Events like this have occurred historically on a regular basis since the Middle Ages. It happens all over the world, but in America the Salem witch trials (1692-93), the War of the Worlds broadcast (1938), and daycare sex-abuse hysteria (1980’s-early 1990’s) are just three of the more infamous examples. Don’t get me started on the Holocaust. Where else but in Germany could one deranged person, with a bit of help from other members of his party, convince a large portion of an entire country that it’s OK to terrorize and kill? Oh. Yeah, I forgot--here. Now. In the USA.
So what to do? Arguably, people with mental illness cannot be cured. With treatment, they can learn to manage their body chemistry and find productive ways of living. They can recover. But it should be obvious even to a potato by now that Trump, whether in jail, in the White House or in between at Mar-A-Lago, will never avail himself to meds and cognitive behavioral therapy.
Fanatics, on the other hand, can be cured. Just deny them what they want most—recognition. In time they either change or self-destruct. I witnessed this phenomenon up close and personal for several years in the 1970’s, when my parents participated in the Catholic Charismatic Pentecostal movement. Sometimes they prayed with Jimmy Carter’s sister, Ruth Carter Stapleton, a faith-healing Christian evangelist. They spoke in tongues, had religious visions, and with other members of their organization, observed and performed “miracles.”
Over time, the fervor dissipated. My parents regained their perspective and objectivity. They no longer needed frenzy to give their lives meaning or feel special and important. They stopped denying logic and facts that conflicted with their world views. What finally restored them to their senses? The movement fizzled. Then they had a choice to make: seek a similar route, or find a more productive outlet for their energies. Dad decided to go back to working as an insurance consultant. Mom joined her county Democratic Women’s Club. Et voila! Just like that, I got my parents back.
Recently Marjorie Taylor Greene “cured” herself of QAnon fanaticism. On TV she says, "Well, like a lot of people today, I had easily gotten sucked into some things I had seen on the internet. But that was dealt with quickly early on. I never campaigned on those things. That was not something I believed in. That's not what I ran for Congress on. So, those are so far in the past."
OK, well bullshit. A number of things could have precipitated her so-called “change”. Maybe she suddenly realized she wanted to be taken seriously. What’s important to note is that this particular fanatic made a conscious, though self-serving, decision to tack toward normal. Given the motivation, say, the threat of losing their jobs, the other fanatics could, too.

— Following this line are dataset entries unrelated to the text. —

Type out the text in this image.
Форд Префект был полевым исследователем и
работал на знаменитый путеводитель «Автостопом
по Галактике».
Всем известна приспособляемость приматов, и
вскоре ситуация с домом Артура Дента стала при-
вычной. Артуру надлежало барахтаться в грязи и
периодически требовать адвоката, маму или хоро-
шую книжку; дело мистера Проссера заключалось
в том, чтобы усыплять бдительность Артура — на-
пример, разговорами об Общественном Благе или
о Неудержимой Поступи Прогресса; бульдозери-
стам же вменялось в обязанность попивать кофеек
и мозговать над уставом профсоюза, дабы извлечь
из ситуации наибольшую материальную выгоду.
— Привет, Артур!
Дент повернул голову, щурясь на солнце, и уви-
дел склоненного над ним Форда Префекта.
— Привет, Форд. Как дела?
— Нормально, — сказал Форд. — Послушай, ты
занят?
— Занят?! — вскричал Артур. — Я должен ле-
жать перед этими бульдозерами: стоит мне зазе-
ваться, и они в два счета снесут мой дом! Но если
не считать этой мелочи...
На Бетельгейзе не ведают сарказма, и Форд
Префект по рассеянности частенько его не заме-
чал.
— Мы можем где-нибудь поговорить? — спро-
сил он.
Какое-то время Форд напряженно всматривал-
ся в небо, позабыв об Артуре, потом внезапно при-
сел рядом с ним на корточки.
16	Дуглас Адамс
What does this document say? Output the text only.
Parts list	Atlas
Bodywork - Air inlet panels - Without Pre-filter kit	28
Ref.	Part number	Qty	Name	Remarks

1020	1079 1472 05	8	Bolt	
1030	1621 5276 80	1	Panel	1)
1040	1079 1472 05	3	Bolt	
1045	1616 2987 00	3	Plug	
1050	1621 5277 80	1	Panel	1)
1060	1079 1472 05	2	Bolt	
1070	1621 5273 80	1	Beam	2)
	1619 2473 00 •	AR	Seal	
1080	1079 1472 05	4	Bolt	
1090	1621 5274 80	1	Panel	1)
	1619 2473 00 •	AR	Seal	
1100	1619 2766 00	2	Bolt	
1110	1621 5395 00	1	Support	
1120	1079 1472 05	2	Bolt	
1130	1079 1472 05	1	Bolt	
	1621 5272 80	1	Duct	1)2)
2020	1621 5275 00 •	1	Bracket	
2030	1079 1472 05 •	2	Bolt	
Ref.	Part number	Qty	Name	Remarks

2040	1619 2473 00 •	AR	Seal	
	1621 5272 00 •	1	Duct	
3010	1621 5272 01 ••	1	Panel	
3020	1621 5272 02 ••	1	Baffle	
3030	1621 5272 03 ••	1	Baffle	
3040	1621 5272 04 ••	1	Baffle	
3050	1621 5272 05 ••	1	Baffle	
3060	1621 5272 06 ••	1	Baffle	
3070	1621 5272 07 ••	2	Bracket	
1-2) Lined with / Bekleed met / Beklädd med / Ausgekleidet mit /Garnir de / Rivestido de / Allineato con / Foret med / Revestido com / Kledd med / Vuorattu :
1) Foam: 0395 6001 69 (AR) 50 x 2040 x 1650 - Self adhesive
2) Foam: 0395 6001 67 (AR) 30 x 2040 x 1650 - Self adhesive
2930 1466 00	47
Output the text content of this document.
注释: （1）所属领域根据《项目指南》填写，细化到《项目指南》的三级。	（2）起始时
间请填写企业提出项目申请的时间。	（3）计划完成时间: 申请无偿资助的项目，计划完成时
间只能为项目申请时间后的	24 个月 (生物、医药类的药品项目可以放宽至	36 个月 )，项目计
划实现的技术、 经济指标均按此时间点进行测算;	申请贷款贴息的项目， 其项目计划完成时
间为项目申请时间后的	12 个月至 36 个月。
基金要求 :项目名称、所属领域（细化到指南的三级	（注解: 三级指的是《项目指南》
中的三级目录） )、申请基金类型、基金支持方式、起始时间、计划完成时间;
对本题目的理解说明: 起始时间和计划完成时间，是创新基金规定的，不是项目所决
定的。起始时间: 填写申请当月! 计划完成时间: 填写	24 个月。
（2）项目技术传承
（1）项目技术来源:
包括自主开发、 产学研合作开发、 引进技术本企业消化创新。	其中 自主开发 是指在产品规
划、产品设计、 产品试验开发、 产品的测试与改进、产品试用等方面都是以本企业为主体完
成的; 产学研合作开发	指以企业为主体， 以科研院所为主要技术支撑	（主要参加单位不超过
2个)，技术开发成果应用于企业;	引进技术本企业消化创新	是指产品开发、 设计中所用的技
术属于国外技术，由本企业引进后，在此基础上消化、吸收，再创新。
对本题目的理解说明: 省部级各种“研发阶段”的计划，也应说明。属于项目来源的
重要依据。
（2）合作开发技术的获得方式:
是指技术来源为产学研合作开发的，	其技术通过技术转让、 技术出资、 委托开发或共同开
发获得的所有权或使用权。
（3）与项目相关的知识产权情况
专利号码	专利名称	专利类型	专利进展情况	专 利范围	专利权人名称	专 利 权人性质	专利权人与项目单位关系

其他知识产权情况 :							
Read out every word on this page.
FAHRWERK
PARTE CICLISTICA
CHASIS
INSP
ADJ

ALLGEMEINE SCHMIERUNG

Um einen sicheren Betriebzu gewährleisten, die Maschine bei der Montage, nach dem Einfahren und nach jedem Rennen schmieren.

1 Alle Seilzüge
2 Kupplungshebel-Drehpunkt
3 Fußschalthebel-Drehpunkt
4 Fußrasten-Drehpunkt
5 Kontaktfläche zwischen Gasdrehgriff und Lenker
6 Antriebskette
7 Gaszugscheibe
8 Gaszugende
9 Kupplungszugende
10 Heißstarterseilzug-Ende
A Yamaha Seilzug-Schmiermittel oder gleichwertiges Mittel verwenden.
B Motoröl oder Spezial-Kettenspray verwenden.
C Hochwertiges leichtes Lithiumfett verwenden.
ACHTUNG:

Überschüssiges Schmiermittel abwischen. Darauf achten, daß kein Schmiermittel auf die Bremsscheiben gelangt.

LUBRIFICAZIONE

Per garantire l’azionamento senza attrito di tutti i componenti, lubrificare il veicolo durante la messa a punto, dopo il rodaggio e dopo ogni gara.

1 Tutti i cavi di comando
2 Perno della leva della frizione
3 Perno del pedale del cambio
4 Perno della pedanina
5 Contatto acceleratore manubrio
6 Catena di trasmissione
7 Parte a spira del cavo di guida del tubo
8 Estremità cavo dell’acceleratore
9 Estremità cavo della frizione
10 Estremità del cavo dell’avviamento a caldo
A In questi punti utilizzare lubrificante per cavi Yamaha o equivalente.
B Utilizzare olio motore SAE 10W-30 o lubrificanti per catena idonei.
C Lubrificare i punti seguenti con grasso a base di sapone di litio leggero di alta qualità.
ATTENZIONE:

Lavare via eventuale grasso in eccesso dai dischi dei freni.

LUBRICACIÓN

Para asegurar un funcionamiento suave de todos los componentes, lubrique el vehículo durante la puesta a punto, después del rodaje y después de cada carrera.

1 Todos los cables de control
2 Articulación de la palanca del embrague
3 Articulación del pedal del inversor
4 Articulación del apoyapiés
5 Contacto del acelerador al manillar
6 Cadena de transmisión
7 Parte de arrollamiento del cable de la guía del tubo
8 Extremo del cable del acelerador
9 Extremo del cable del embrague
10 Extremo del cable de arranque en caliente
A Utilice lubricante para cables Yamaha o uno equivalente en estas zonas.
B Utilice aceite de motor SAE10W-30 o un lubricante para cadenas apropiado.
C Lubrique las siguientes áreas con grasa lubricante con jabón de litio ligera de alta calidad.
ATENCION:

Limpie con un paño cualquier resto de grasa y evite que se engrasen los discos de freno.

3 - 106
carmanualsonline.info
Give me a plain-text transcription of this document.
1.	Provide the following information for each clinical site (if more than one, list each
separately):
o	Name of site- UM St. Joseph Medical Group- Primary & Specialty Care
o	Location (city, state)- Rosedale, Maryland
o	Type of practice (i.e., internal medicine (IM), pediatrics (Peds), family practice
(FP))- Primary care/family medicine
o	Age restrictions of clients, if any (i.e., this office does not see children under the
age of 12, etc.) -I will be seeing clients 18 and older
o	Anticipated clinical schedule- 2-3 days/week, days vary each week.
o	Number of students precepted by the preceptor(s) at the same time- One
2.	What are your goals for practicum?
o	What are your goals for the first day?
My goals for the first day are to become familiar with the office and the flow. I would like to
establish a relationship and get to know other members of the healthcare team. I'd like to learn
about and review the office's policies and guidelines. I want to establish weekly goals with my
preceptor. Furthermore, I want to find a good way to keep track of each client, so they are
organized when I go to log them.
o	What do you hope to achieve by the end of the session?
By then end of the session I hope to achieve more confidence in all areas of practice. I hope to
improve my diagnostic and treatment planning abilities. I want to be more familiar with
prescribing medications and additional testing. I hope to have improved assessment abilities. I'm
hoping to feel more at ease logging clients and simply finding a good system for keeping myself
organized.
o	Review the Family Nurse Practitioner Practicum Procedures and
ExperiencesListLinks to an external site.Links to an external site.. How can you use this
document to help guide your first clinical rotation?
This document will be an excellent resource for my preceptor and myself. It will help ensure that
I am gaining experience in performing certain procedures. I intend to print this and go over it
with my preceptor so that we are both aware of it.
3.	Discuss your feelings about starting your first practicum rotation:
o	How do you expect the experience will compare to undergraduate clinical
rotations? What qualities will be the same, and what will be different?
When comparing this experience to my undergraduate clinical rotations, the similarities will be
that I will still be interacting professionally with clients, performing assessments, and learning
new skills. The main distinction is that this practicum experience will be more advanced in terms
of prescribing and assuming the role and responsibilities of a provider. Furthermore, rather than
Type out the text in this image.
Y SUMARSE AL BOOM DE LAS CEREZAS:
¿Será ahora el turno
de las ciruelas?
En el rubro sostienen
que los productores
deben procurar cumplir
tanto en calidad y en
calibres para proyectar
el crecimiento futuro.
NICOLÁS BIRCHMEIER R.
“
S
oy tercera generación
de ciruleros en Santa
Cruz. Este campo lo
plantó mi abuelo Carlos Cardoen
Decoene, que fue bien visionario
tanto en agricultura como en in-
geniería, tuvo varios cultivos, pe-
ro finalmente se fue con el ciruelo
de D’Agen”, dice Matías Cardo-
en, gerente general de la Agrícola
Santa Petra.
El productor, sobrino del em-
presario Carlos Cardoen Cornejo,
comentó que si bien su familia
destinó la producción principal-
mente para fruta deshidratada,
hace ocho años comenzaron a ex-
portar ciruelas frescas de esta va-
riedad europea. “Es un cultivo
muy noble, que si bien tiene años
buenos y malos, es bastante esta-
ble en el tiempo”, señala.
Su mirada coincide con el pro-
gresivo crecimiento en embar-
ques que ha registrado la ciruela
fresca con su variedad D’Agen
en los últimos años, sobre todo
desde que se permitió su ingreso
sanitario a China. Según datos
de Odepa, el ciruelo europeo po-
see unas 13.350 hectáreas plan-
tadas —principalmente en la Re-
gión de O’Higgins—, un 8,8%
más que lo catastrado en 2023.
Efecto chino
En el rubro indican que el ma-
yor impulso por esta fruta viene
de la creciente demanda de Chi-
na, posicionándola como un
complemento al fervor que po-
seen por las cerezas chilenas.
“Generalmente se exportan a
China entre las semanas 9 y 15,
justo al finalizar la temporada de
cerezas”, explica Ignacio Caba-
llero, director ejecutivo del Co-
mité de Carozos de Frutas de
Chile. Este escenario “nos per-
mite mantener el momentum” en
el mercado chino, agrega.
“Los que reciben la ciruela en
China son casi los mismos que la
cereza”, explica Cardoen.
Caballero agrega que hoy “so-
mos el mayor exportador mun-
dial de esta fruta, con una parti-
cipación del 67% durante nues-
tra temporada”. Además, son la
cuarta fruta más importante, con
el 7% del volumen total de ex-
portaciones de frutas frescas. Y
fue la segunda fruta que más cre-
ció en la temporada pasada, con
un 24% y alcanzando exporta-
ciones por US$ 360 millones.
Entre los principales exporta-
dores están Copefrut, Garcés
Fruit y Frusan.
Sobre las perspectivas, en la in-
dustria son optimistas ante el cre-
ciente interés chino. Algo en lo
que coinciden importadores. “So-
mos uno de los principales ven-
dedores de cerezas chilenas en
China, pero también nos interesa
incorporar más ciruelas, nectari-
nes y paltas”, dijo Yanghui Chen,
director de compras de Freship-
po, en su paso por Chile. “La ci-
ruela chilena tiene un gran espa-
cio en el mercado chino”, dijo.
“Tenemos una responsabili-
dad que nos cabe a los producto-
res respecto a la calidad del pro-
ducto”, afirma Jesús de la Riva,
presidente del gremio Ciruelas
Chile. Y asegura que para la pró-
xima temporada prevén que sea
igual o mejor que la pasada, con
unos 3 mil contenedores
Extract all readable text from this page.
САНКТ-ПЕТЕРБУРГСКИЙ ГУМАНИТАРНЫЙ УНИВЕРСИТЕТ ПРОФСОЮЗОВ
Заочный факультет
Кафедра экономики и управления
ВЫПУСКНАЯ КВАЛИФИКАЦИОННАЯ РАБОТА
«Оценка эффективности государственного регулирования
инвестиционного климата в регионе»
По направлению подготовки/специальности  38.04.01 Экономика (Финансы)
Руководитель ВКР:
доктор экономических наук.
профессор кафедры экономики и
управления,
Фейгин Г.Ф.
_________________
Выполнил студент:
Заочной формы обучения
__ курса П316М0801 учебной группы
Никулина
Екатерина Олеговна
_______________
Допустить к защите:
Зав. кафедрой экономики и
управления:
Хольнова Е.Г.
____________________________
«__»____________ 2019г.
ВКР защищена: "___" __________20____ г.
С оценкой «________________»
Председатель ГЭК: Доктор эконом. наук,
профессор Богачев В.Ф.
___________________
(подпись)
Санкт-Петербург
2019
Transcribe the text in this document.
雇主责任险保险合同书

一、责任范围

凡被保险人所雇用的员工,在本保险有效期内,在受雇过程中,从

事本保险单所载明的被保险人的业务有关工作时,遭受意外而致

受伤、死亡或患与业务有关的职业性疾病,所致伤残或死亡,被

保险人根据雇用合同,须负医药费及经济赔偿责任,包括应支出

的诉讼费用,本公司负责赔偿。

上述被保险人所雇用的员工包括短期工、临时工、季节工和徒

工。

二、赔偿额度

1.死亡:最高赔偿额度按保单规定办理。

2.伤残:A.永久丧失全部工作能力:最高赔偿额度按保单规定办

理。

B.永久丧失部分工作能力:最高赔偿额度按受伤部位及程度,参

Unfortunately, sitting back and hoping sanity catches on can’t be an option. Democracy’s report card is in, and it got an ‘F’ in Mental Health. Shrug your shoulders, pass the popcorn, turn on the TV and watch the Republican shitshow. That’s how some of my students’ parents reacted when their kids brought home a bad report card. But most of them sincerely wanted to know what they could do to help improve their kids’ prospects. Usually I told them to do what we did last November for the mid-terms: let’s all work together as a team. It’s how we win. Now we just need to work harder.